I am trying to update html session and move to the second page in website, but i get an error: Navigating to javascript:__doPostBack('ctl00$ContentPlaceHolder1$UCNested$grdRTAList','Page$2') Error in curl::curl_fetch_memory(url, handle = handle) : Port number ended with '_'
library(rvest)
url <- "http://rtais.wto.org/UI/PublicMaintainRTAHome.aspx"
pgsession <- html_session(url) %>% follow_link(css =
"#ContentPlaceHolder1_lnkRTAList") # List of all RTAs in force
pgsession <- pgsession %>%
follow_link(xpath = "//table[@id='ContentPlaceHolder1_UCNested_grdRTAList']//a[.='2']")
I think this is because the link inside a table is a reference to javascript call and not a page. So following_link that uses curl don't know what to do with that.
From the web page, this is a <a> you are selecting
<a id="ContentPlaceHolder1_UCNested_grdRTAList_RTAIDHyperLink_0" href="javascript:__doPostBack('ctl00$ContentPlaceHolder1$UCNested$grdRTAList$ctl02$RTAIDHyperLink','')">Comprehensive and Progressive Agreement for Trans-Pacific Partnership (CPTPP)</a>
You see that href is not a url but a javascript call.
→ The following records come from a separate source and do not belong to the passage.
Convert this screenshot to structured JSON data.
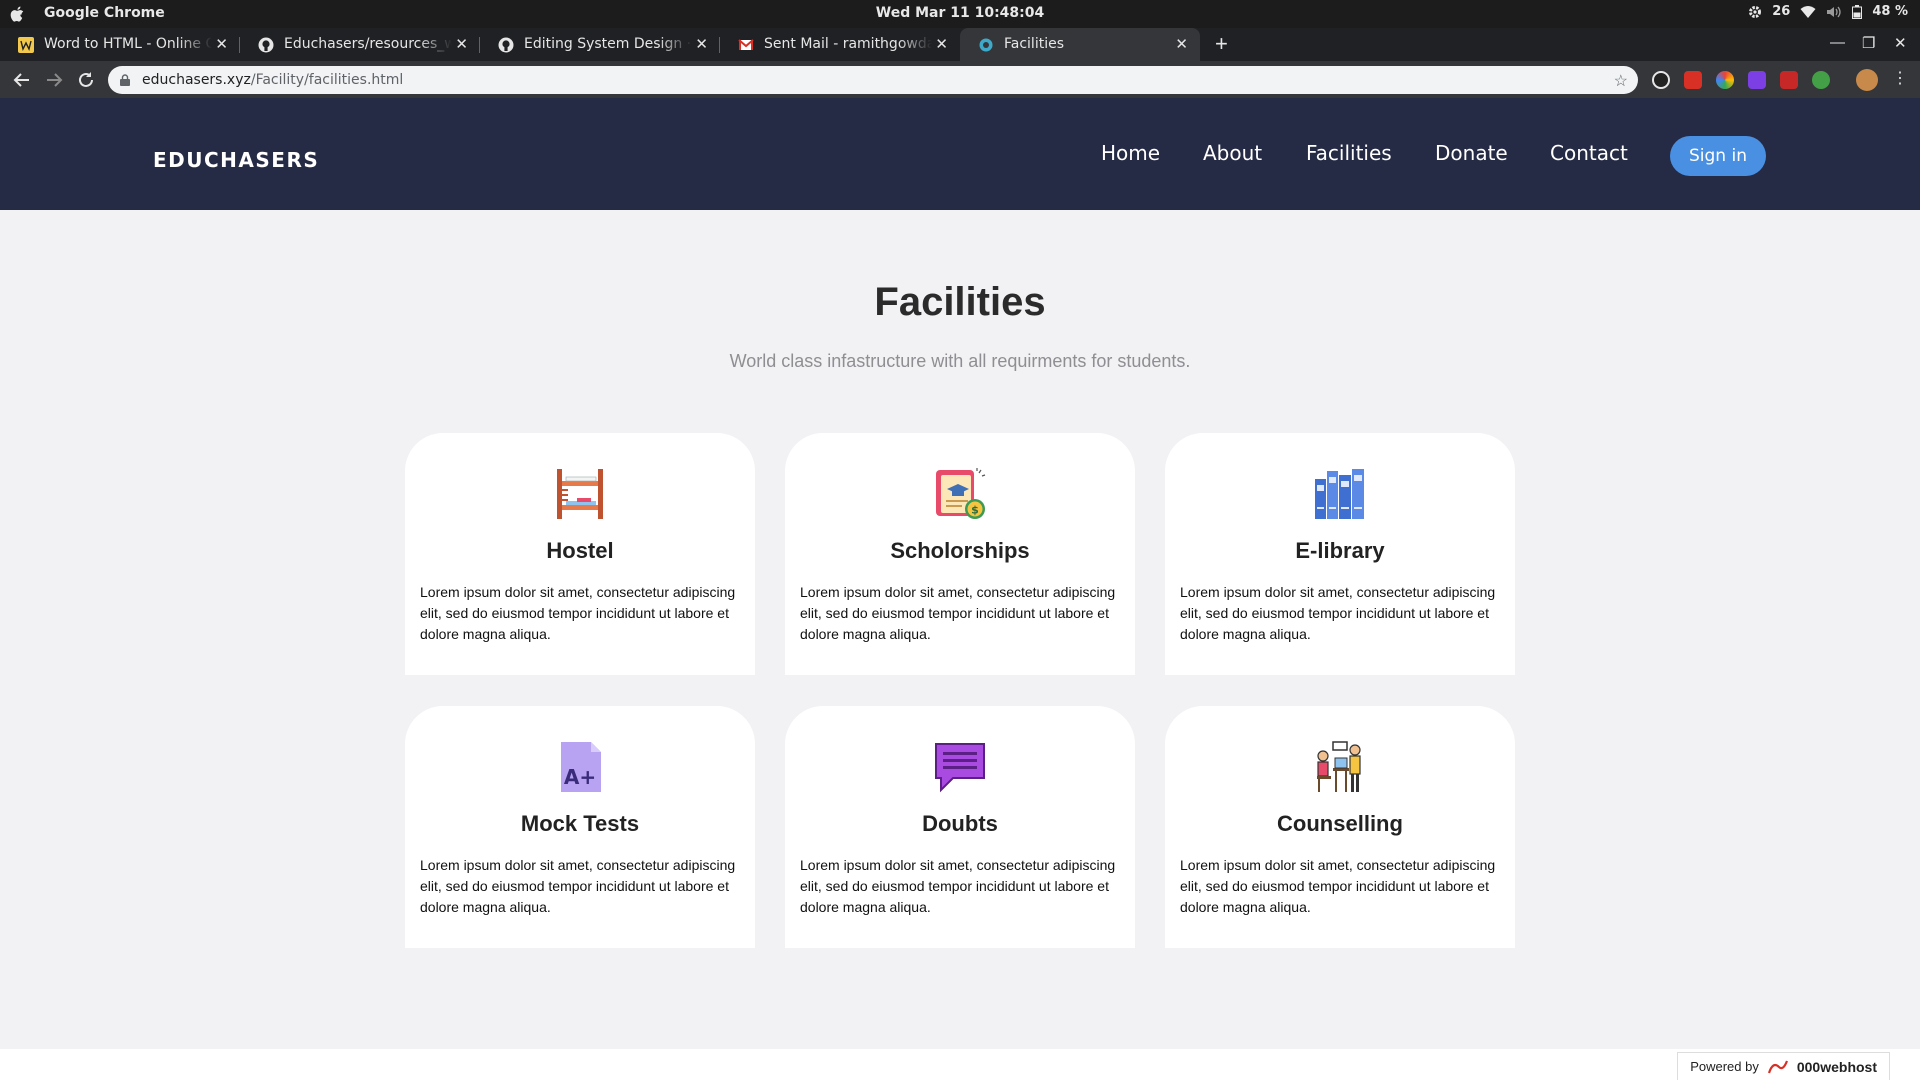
{
  "os": {
    "app_name": "Google Chrome",
    "clock": "Wed Mar 11  10:48:04",
    "tray_count": "26",
    "battery": "48 %"
  },
  "browser": {
    "tabs": [
      {
        "title": "Word to HTML - Online Co",
        "favicon": "w-icon"
      },
      {
        "title": "Educhasers/resources_wi",
        "favicon": "github-icon"
      },
      {
        "title": "Editing System Design · ra",
        "favicon": "github-icon"
      },
      {
        "title": "Sent Mail - ramithgowdak",
        "favicon": "gmail-icon"
      },
      {
        "title": "Facilities",
        "favicon": "site-icon"
      }
    ],
    "url_host": "educhasers.xyz",
    "url_path": "/Facility/facilities.html"
  },
  "site": {
    "logo": "EDUCHASERS",
    "nav": [
      "Home",
      "About",
      "Facilities",
      "Donate",
      "Contact"
    ],
    "signin_label": "Sign in",
    "title": "Facilities",
    "subtitle": "World class infastructure with all requirments for students.",
    "cards": [
      {
        "name": "Hostel",
        "icon": "bunk-bed-icon",
        "desc": "Lorem ipsum dolor sit amet, consectetur adipiscing elit, sed do eiusmod tempor incididunt ut labore et dolore magna aliqua."
      },
      {
        "name": "Scholorships",
        "icon": "scholarship-certificate-icon",
        "desc": "Lorem ipsum dolor sit amet, consectetur adipiscing elit, sed do eiusmod tempor incididunt ut labore et dolore magna aliqua."
      },
      {
        "name": "E-library",
        "icon": "bookshelf-icon",
        "desc": "Lorem ipsum dolor sit amet, consectetur adipiscing elit, sed do eiusmod tempor incididunt ut labore et dolore magna aliqua."
      },
      {
        "name": "Mock Tests",
        "icon": "grade-paper-icon",
        "desc": "Lorem ipsum dolor sit amet, consectetur adipiscing elit, sed do eiusmod tempor incididunt ut labore et dolore magna aliqua."
      },
      {
        "name": "Doubts",
        "icon": "chat-bubble-icon",
        "desc": "Lorem ipsum dolor sit amet, consectetur adipiscing elit, sed do eiusmod tempor incididunt ut labore et dolore magna aliqua."
      },
      {
        "name": "Counselling",
        "icon": "counsellor-desk-icon",
        "desc": "Lorem ipsum dolor sit amet, consectetur adipiscing elit, sed do eiusmod tempor incididunt ut labore et dolore magna aliqua."
      }
    ],
    "powered_by": "Powered by",
    "host_brand": "000webhost"
  },
  "colors": {
    "header_bg": "#252a45",
    "accent": "#4a90e2",
    "page_bg": "#f2f2f4"
  }
}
I think you need to use other solution that can deal with that.
Thank for replying back.
I used rvest and I managed to scrap the first page along with its rta links (such as: Comprehensive and Progressive Agreement for Trans-Pacific Partnership (CPTPP) - http://rtais.wto.org/UI/PublicShowRTAIDCard.aspx?rtaid=640), but how to update session with second page contents was impossible to me.